The Tunisian town is located just 100 miles from the Libyan province of Sabratha, where the U.S. sent air strikes on Feb. 19. The Tunisian authorities have imposed a night curfew and closed its border crossings. The attack, which may have been the Islamic State’s revenge for the Sabratha raids, has undermined the Tunisian government’s ability to control its borders.
And so, almost three months after Libyan factions agreed to form a unity government under Fayez el-Sarraj, unification seems farther and farther away. The country’s two parliaments, each claiming legitimacy, are no closer to a solution.

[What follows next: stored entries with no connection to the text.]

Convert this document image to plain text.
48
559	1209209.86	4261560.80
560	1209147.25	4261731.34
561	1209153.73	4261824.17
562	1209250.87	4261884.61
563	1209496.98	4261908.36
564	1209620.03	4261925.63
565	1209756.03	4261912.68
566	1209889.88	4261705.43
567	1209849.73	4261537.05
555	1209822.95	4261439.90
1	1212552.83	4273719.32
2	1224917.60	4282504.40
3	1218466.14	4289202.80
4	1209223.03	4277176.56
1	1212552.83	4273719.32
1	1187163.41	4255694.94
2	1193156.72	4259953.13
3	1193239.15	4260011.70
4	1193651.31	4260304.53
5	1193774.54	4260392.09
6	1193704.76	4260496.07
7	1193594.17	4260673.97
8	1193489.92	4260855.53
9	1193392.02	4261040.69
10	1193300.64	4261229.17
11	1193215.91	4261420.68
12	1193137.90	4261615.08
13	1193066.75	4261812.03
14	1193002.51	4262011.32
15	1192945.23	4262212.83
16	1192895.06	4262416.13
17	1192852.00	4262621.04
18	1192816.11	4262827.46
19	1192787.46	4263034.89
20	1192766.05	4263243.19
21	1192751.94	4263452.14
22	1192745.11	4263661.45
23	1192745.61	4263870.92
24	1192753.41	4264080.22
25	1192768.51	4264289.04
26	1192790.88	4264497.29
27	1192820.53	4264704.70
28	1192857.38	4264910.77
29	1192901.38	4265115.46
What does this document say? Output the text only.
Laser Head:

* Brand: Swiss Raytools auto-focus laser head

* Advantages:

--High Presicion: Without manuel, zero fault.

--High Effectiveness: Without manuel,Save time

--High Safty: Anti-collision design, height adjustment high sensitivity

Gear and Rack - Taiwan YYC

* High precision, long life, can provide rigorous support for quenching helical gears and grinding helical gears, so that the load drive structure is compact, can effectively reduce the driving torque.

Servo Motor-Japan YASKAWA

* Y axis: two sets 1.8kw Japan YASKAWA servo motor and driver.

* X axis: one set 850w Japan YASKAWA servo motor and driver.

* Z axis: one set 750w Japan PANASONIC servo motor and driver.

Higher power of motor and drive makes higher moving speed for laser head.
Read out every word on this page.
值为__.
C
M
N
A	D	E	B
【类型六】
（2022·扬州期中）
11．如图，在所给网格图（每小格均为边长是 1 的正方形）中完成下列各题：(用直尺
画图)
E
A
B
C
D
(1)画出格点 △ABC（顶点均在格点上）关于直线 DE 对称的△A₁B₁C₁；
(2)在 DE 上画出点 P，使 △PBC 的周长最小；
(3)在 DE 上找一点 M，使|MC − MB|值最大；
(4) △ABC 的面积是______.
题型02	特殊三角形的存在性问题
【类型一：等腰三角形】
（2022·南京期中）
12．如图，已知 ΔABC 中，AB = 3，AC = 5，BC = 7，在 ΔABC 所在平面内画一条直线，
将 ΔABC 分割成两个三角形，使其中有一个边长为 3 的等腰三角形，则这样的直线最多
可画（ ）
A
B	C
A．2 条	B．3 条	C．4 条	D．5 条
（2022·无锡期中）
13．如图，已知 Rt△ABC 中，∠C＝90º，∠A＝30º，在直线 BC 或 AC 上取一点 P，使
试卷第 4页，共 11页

The prime minister of the government in Tripoli, Khalifa al-Ghawi, made good on his promise to arrest security officers of the new government if they set foot in the city. He detained three members of the Security Committee appointed to proceed with the formation of a national unity government. The U.N. envoy in Libya, Martin Kobler, intervened to demand that they be released and to proceed with elections.